Below the full list of WPA2 Vulnerabilities discovered in the WPA2 protocol.
- CVE-2017-13077: Reinstallation of the pairwise encryption key (PTK-TK) in the 4-way handshake.
- CVE-2017-13078: Reinstallation of the group key (GTK) in the 4-way handshake.
- CVE-2017-13079: Reinstallation of the integrity group key (IGTK) in the 4-way handshake.
- CVE-2017-13080: Reinstallation of the group key (GTK) in the group key handshake.
- CVE-2017-13081: Reinstallation of the integrity group key (IGTK) in the group key handshake.
- CVE-2017-13082: Accepting a retransmitted Fast BSS Transition (FT) Reassociation Request and reinstalling the pairwise encryption key (PTK-TK) while processing it.
- CVE-2017-13084: Reinstallation of the STK key in the PeerKey handshake.
- CVE-2017-13086: reinstallation of the Tunneled Direct-Link Setup (TDLS) PeerKey (TPK) key in the TDLS handshake.
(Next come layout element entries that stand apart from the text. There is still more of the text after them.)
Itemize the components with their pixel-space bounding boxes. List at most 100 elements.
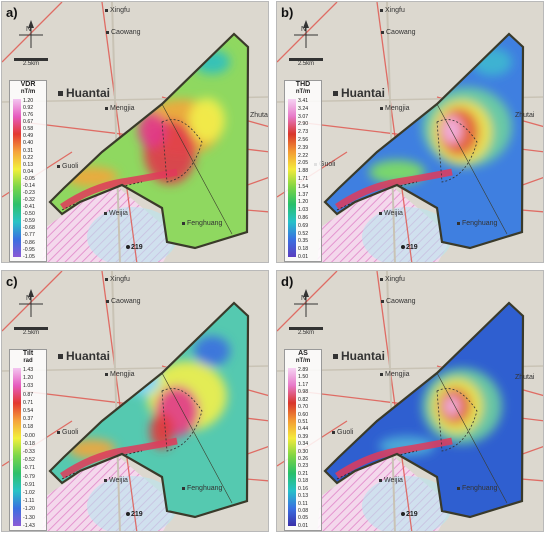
map-panel-a: a) N 2.5km Xingfu Caowang Huantai Mengji… bbox=[1, 1, 269, 263]
scale-bar: 2.5km bbox=[14, 58, 48, 67]
legend-tick: 0.51 bbox=[298, 418, 309, 425]
legend-tick: 1.17 bbox=[298, 381, 309, 388]
north-label: N bbox=[26, 295, 32, 302]
legend-tick: 0.21 bbox=[298, 470, 309, 477]
town-guoli: Guoli bbox=[57, 429, 78, 436]
map-canvas-b bbox=[277, 2, 543, 262]
legend-ticks: 3.41 3.24 3.07 2.90 2.73 2.56 2.39 2.22 2.05 1.88… bbox=[298, 98, 320, 260]
road-line bbox=[101, 271, 138, 531]
dashed-boundary bbox=[161, 388, 203, 452]
legend-tick: -0.77 bbox=[23, 232, 35, 239]
legend-tick: 3.41 bbox=[298, 98, 309, 104]
scale-label: 2.5km bbox=[297, 61, 315, 67]
legend-tick: -0.91 bbox=[23, 481, 35, 488]
dashed-boundary bbox=[436, 119, 478, 183]
legend-tick: 0.52 bbox=[298, 230, 309, 237]
road-line bbox=[277, 271, 338, 332]
anomaly-trend bbox=[335, 437, 453, 479]
legend-tick: 0.58 bbox=[23, 126, 34, 133]
legend-tick: 0.22 bbox=[23, 154, 34, 161]
map-panel-c: c) N 2.5km Xingfu Caowang Huantai Mengji… bbox=[1, 270, 269, 532]
minor-road bbox=[386, 271, 396, 531]
road-line bbox=[277, 2, 338, 63]
legend-tick: 0.01 bbox=[298, 522, 309, 529]
legend-tick: -1.11 bbox=[23, 498, 35, 505]
legend-tick: 0.16 bbox=[298, 485, 309, 492]
town-zhutai: Zhutai bbox=[515, 112, 535, 119]
town-caowang: Caowang bbox=[106, 298, 141, 305]
legend-tick: -0.33 bbox=[23, 449, 35, 456]
legend-tick: 3.07 bbox=[298, 113, 309, 120]
legend-tick: -0.52 bbox=[23, 457, 35, 464]
legend-title: THD bbox=[295, 81, 311, 88]
water-area bbox=[87, 207, 177, 262]
dashed-boundary bbox=[336, 181, 418, 211]
survey-outline bbox=[48, 32, 250, 250]
minor-road bbox=[111, 2, 121, 262]
legend-ticks: 1.43 1.20 1.03 0.87 0.71 0.54 0.37 0.18 -0.00 -0.… bbox=[23, 367, 45, 529]
legend-tick: -0.41 bbox=[23, 204, 35, 211]
legend-tick: 0.60 bbox=[298, 411, 309, 418]
town-weijia: Weijia bbox=[379, 477, 403, 484]
color-scale-bar bbox=[288, 99, 296, 257]
legend-tick: 0.98 bbox=[298, 389, 309, 396]
legend-tick: -0.05 bbox=[23, 175, 35, 182]
town-weijia: Weijia bbox=[104, 210, 128, 217]
road-line bbox=[101, 2, 138, 262]
legend-tick: 0.11 bbox=[298, 500, 308, 507]
legend-tick: -0.50 bbox=[23, 211, 35, 218]
legend-tick: 0.39 bbox=[298, 433, 309, 440]
legend-tick: 0.26 bbox=[298, 456, 309, 463]
anomaly-blob bbox=[189, 98, 225, 142]
road-219-label: 219 bbox=[401, 511, 418, 518]
town-fenghuang: Fenghuang bbox=[457, 485, 497, 492]
legend-ticks: 1.20 0.92 0.76 0.67 0.58 0.49 0.40 0.31 0.22 0.13… bbox=[23, 98, 45, 260]
survey-outline bbox=[323, 301, 525, 519]
anomaly-blob bbox=[138, 112, 166, 148]
road-219-label: 219 bbox=[126, 244, 143, 251]
dashed-boundary bbox=[61, 181, 143, 211]
town-mengjia: Mengjia bbox=[380, 371, 410, 378]
scale-label: 2.5km bbox=[297, 330, 315, 336]
road-line bbox=[376, 2, 413, 262]
scale-label: 2.5km bbox=[22, 61, 40, 67]
town-fenghuang: Fenghuang bbox=[182, 485, 222, 492]
town-caowang: Caowang bbox=[381, 298, 416, 305]
legend-tick: 1.71 bbox=[298, 175, 309, 182]
water-area bbox=[362, 207, 452, 262]
legend-tick: -1.43 bbox=[23, 522, 35, 529]
legend-unit: nT/m bbox=[20, 89, 36, 95]
map-panel-b: b) N 2.5km Xingfu Caowang Huantai Mengji… bbox=[276, 1, 544, 263]
town-mengjia: Mengjia bbox=[105, 371, 135, 378]
town-xingfu: Xingfu bbox=[380, 7, 405, 14]
panel-label: c) bbox=[6, 274, 18, 289]
legend-tick: 1.20 bbox=[298, 199, 309, 206]
color-scale-bar bbox=[13, 368, 21, 526]
panel-label: d) bbox=[281, 274, 294, 289]
legend-tick: -0.59 bbox=[23, 218, 35, 225]
legend-unit: nT/m bbox=[295, 89, 311, 95]
road-219-label: 219 bbox=[126, 511, 143, 518]
legend-unit: rad bbox=[23, 358, 33, 364]
town-xingfu: Xingfu bbox=[380, 276, 405, 283]
panel-label: a) bbox=[6, 5, 18, 20]
legend-tick: 0.30 bbox=[298, 448, 309, 455]
legend-tick: -0.68 bbox=[23, 225, 35, 232]
legend-tick: 2.05 bbox=[298, 160, 309, 167]
legend-tick: 0.54 bbox=[23, 408, 34, 415]
legend-tick: 0.44 bbox=[298, 426, 309, 433]
north-arrow-icon: N bbox=[291, 20, 321, 50]
legend-a: VDR nT/m 1.20 0.92 0.76 0.67 0.58 0.49 0.40 0.3… bbox=[9, 80, 47, 262]
legend-tick: 0.18 bbox=[298, 478, 309, 485]
road-line bbox=[2, 2, 63, 63]
legend-tick: 1.50 bbox=[298, 374, 309, 381]
legend-tick: 0.40 bbox=[23, 140, 34, 147]
legend-tick: -0.18 bbox=[23, 440, 35, 447]
legend-tick: 0.69 bbox=[298, 222, 309, 229]
road-line bbox=[2, 271, 63, 332]
anomaly-trend bbox=[335, 168, 453, 210]
town-fenghuang: Fenghuang bbox=[457, 220, 497, 227]
legend-tick: 0.87 bbox=[23, 391, 34, 398]
dashed-boundary bbox=[61, 450, 143, 480]
legend-tick: 0.92 bbox=[23, 105, 34, 112]
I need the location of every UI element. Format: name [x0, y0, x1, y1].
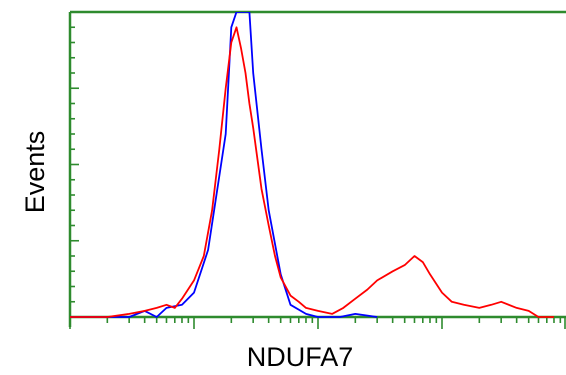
x-axis-title: NDUFA7: [247, 342, 354, 372]
y-axis-title: Events: [20, 131, 50, 214]
series-layer: [70, 12, 554, 318]
axes: [68, 10, 566, 329]
series-line-1: [70, 12, 378, 318]
series-line-2: [70, 26, 554, 318]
- CVE-2017-13087: reinstallation of the group key (GTK) when processing a Wireless Network Management (WNM) Sleep Mode Response frame.
- CVE-2017-13088: reinstallation of the integrity group key (IGTK) when processing a Wireless Network Management (WNM) Sleep Mode Response frame.
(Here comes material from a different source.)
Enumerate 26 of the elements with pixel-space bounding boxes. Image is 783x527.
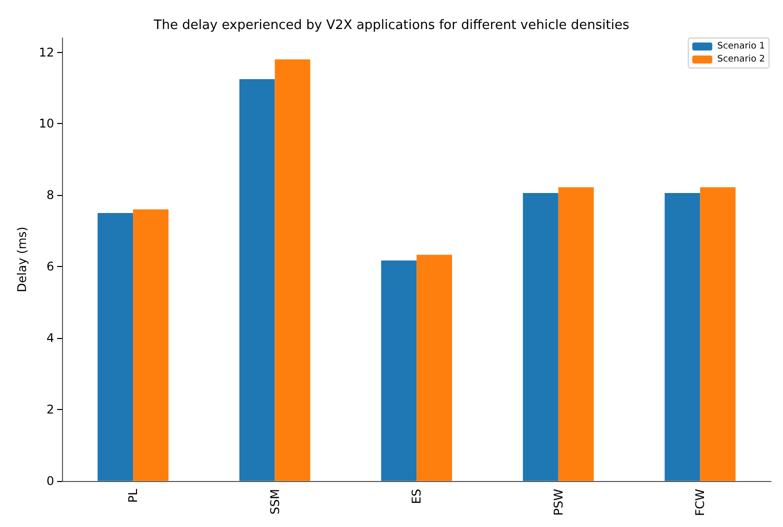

The researchers discovered the vulnerabilities last year and reported them to the affected vendors on July 14; the US-CERT also issued an alert to hundreds of vendors on 28 August 2017.
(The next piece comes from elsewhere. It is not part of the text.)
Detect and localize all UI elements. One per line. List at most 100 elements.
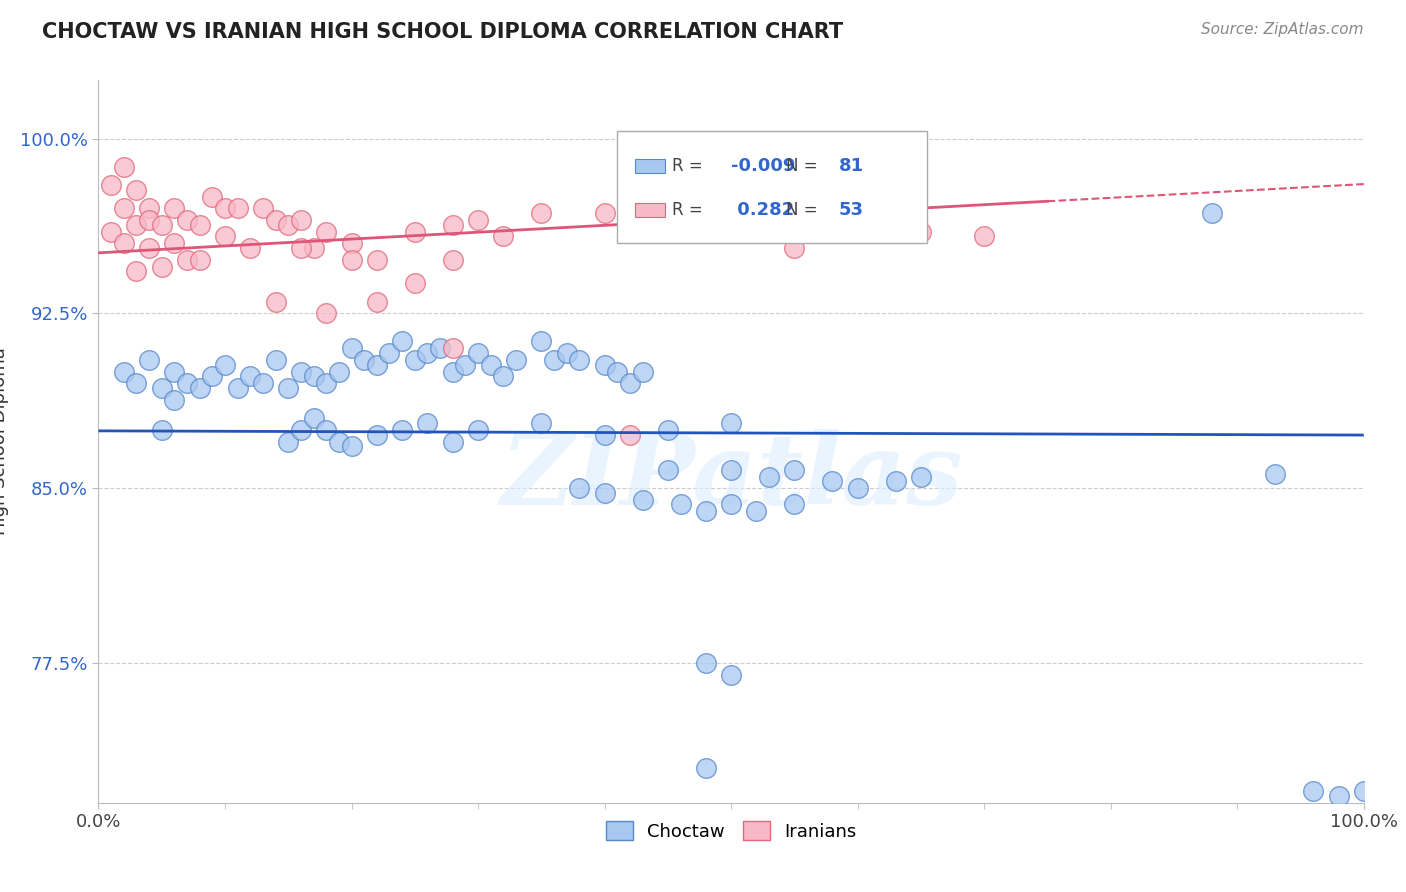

“US-CERT has become aware of several key management vulnerabilities in the 4-way handshake of the Wi-Fi Protected Access II (WPA2) security protocol. The impact of exploiting these vulnerabilities includes decryption, packet replay, TCP connection hijacking, HTTP content injection, and others. Note that as protocol-level issues, most or all correct implementations of the standard will be affected. The CERT/CC and the reporting researcher KU Leuven will be publicly disclosing these vulnerabilities on 16 October 2017.” the US-CERT warned.
How to protect affected devices?
The use of VPN and other anonymizing techniques can offer a supplementary level of protection to communications.
“This sounds bad. However, a significant amount of the risk would be mitigated for services that use strong encryption at the transport or application layer (such as TLS, HTTPS, SSH, PGP) as well as applications secured by encrypted VPN protocols,” the Crypto expert Arnold KL Yau told El Reg.
“Despite this, however, the ability to decrypt Wi-Fi traffic could still reveal unique device identifiers (MAC addresses) and massive amounts of metadata (websites visited, traffic timing, patterns, amount of data exchanged, etc.) which may well violate the privacy of the users on the network and provide valuable intelligence to whoever’s sitting in the black van.”
The research team plans to release a tool that will allow users to verify if their Wi-Fi network is vulnerable to the KRACK attack.
“We have made scripts to detect whether an implementation of the 4-way handshake, group key handshake, or Fast BSS Transition (FT) handshake is vulnerable to key reinstallation attacks. These scripts will be released once we had the time to clean up their usage instructions,” concluded the expert.
“We also made a proof-of-concept script that exploits the all-zero key (re)installation present in certain Android and Linux devices. This script is the one that we used in the demonstration video. It will be released once everyone had a reasonable chance to update their devices (and we have had a chance to prepare the code repository for release).”